The product was applied widely (some say indiscriminately) back then to kill bugs that were consuming food crops and forests and spreading human diseases like typhus and malaria. Just as common were assurances from government and industry that "all was well."
But DDT was banned in North America in the 70's after Rachel Carson exposed it, in her book,"Silent Spring," as the culprit in massive die-offs of birds and fish and as a "definite chemical carcinogen."
DDT made a significant resurgence in the early 2000's, however.
That's when the Bill and Melinda Gates Foundation and the World Health Organization began promoting programs to control malaria, notably in Sub-Saharan Africa.
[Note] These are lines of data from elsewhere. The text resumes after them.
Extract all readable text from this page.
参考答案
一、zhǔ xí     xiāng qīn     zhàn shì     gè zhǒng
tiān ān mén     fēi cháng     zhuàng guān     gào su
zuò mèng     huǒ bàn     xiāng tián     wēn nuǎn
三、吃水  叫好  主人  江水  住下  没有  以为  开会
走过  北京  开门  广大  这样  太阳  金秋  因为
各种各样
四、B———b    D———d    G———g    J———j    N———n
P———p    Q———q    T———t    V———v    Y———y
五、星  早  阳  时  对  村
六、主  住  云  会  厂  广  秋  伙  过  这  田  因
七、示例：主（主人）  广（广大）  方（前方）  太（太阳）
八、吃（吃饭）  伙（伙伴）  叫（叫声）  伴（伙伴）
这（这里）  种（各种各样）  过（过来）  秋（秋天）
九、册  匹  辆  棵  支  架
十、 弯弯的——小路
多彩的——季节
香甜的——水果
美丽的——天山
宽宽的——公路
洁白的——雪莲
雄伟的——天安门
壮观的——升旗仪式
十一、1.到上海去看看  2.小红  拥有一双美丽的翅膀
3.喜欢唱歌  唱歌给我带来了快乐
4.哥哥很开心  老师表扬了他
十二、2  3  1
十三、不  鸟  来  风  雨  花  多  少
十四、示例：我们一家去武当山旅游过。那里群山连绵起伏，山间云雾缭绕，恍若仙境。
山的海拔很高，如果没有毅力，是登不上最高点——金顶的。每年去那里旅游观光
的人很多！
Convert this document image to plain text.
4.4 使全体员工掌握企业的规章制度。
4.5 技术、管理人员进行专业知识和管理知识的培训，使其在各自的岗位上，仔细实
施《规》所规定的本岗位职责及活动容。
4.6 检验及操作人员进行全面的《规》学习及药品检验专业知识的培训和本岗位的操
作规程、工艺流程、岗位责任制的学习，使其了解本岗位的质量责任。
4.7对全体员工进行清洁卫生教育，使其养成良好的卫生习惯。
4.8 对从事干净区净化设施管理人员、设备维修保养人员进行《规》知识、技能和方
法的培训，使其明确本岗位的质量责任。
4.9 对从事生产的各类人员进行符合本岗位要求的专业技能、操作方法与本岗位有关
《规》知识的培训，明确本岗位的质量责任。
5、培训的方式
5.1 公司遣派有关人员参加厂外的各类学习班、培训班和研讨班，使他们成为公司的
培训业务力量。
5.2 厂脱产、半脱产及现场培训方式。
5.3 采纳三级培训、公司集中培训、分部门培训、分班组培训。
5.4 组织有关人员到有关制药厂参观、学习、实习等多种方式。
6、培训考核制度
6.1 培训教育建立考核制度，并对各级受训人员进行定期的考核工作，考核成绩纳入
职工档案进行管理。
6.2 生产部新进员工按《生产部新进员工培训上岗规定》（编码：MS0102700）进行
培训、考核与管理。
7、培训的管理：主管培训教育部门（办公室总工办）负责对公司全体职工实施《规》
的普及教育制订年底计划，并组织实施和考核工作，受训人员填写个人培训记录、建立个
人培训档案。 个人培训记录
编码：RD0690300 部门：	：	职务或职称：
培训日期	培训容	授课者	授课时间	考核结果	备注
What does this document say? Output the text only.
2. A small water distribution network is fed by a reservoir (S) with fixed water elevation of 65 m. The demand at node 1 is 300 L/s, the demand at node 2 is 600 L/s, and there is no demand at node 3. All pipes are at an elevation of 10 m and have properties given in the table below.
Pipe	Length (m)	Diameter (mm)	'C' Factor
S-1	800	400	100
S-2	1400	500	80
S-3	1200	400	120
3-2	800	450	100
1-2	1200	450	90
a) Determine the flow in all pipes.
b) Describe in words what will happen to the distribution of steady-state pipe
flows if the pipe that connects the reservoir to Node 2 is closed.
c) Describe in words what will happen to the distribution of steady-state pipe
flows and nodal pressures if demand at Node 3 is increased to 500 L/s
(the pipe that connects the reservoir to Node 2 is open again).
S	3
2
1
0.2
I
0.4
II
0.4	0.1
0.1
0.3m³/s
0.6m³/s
DDT is sprayed indoors and used to treat bed nets to protect people from malaria mosquitoes. It is now estimated up to 5 thousand tonnes are applied yearly.
But the degree to which DDT can harm not only those directly exposed, but their offspring several generations later, has only recently become better understood.
Late last year, a research team at Washington State University (WSU), published a study with a disturbing finding; "The biohazards of DDT are significantly greater than anticipated."
In experiments with laboratory rats, the team discovered that the chemical seems to have the ability to cause serious ailments related to obesity (metabolic disease) in offspring born to parents directly exposed, even though those offspring had no such exposure, themselves. They include diabetes, diseases of the liver, kidney, heart and reproductive organs, male infertility and a shorter life.
DDT thus joins a growing list of substances such as jet fuel and dioxins with the same dubious ability.
So the researchers now believe that, while diet and lifestyle are playing a role, the DDT applied during its heyday, too, is still contributing to the deadly epidemic of obesity that has been sweeping this continent for years.
"No known genetic mechanism could explain the rapid increase in the incidence of obesity in the last 30 years," observes the WSU study.